Abstract
Many bodily sensations are connected quite closely with specific actions: itches with scratching, for example, and hunger with eating. Indeed, these connections have the feel of conceptual connections. With the exception of D. M. Armstrong, philosophers have largely neglected this aspect of bodily sensations. In this paper, I propose a theory of bodily sensations that explains these connections. The theory ascribes intentional content to bodily sensations but not, strictly speaking, representational content. Rather, the content of these sensations is an imperative: in the case of itches, ‘Scratch!’ The view avoids non-intentional qualia and hence accords with what could be called, generalizing Lycan slightly, the ‘hegemony of intentionality’.
Notes
1How can a sensory experience have an imperative mood or force? Although possible answers come to mind (perhaps mentalese, or more particularly sensory-ese, contains explicit indicators of imperativeness, or perhaps the functional role of the message—where it's from, where it goes, how it's operated on—constitutes its imperativeness), this is a topic for another paper, since it is a general problem for any intentional view of experience. How, after all, does a ‘descriptive’ representation, say from vision, gets its indicative mood and its declarative or assertive force?
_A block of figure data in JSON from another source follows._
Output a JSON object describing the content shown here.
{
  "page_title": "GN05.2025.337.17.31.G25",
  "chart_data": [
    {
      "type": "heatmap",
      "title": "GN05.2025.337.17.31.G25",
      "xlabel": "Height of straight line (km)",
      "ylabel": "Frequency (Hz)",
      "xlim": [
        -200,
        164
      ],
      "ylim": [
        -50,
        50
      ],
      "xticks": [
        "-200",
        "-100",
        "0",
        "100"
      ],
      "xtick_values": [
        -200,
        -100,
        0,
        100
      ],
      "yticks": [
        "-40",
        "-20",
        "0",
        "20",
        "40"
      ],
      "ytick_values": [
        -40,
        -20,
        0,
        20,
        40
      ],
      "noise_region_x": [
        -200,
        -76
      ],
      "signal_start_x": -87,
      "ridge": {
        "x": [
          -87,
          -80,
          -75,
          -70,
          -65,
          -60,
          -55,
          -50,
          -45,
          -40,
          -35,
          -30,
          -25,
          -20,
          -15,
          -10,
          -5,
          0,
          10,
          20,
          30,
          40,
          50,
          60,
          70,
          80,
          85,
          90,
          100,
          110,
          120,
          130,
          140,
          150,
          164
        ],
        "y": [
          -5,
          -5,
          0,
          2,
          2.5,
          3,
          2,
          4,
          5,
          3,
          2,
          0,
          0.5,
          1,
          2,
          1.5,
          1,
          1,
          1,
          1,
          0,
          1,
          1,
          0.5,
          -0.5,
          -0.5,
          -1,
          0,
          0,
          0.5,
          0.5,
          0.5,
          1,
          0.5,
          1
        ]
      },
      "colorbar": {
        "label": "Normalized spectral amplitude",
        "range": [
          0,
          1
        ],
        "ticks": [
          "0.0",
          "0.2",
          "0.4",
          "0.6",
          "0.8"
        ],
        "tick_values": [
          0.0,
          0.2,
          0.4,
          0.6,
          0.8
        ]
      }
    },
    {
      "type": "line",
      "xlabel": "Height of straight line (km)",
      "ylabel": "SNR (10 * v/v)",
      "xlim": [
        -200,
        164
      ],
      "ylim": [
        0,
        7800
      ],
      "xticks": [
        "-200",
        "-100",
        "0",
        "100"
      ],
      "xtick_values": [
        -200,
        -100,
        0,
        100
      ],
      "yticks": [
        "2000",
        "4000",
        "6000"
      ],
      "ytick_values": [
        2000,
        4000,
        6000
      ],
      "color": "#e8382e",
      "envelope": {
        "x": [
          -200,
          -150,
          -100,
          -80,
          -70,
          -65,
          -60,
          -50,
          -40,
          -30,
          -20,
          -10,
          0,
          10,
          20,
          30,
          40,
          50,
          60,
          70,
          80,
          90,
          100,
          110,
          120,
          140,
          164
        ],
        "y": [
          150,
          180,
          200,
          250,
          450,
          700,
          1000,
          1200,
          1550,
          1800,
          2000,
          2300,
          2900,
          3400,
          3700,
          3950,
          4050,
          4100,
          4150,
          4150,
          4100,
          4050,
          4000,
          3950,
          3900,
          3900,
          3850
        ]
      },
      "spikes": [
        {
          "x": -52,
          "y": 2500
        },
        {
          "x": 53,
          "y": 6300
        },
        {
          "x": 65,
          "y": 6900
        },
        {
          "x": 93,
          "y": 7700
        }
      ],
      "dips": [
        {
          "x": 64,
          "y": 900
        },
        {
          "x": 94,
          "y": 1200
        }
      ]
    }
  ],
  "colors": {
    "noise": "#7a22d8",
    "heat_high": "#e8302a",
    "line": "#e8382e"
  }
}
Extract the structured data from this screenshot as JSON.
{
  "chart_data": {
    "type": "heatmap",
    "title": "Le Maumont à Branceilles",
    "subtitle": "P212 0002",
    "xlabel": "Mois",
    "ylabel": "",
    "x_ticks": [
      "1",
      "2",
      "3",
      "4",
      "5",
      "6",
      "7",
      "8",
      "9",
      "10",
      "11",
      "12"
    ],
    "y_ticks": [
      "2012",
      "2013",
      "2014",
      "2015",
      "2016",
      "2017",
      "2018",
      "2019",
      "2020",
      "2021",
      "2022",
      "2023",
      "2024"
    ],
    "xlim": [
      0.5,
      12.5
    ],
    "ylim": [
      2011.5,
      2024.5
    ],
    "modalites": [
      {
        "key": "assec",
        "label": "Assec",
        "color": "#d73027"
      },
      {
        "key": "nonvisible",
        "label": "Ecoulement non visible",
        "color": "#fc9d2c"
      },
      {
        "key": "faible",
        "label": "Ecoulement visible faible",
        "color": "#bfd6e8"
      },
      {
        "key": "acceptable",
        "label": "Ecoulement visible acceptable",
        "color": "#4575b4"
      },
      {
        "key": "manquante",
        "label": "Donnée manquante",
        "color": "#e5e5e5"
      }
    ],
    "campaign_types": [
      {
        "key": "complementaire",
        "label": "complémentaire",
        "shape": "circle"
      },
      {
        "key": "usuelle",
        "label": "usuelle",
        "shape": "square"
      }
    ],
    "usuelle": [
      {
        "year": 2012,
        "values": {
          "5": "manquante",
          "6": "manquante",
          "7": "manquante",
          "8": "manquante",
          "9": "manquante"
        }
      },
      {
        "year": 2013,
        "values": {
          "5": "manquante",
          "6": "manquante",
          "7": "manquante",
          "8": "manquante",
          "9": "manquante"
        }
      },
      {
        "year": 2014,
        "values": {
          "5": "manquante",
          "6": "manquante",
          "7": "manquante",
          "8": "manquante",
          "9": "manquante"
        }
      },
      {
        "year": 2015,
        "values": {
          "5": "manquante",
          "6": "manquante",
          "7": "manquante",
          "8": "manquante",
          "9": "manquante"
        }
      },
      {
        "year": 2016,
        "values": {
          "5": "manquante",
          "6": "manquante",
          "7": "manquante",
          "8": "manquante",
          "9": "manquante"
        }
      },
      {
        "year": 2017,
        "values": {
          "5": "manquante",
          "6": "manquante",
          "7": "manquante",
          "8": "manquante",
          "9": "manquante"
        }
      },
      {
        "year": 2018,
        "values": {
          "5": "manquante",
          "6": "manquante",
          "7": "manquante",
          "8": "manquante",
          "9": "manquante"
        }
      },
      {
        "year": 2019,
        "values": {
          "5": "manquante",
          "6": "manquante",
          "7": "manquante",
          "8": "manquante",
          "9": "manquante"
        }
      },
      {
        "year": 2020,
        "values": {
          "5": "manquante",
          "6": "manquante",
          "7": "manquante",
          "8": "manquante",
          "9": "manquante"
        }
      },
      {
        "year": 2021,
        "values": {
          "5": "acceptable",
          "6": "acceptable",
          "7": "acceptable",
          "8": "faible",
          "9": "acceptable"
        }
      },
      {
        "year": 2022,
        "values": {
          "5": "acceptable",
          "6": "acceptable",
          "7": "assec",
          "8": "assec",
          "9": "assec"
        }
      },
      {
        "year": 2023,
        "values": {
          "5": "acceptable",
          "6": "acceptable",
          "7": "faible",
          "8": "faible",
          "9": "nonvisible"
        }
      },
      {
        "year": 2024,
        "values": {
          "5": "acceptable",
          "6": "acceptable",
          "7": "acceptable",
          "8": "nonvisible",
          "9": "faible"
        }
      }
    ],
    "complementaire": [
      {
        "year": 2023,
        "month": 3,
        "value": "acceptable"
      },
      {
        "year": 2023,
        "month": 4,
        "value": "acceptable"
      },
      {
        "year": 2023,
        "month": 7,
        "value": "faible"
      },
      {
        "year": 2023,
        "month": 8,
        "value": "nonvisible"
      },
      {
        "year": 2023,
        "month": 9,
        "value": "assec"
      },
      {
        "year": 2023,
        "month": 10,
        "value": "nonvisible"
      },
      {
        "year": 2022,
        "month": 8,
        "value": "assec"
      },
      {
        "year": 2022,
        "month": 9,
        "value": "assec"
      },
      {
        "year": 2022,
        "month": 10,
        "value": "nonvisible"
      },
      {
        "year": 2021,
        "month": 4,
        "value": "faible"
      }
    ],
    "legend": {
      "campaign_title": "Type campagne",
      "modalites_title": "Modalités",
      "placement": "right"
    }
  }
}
2In a recent article that I am otherwise much in agreement with, Colin Klein [2007] argues that pains have only imperative content.
3I would like to thank the Philosophy Program of the Research School of Social Sciences at the Australian National University for its warm hospitality during 2003–4 when the penultimate version of this paper was completed. I would also like to thank David Sanford and James A. Womack for helpful comments on other versions of this paper.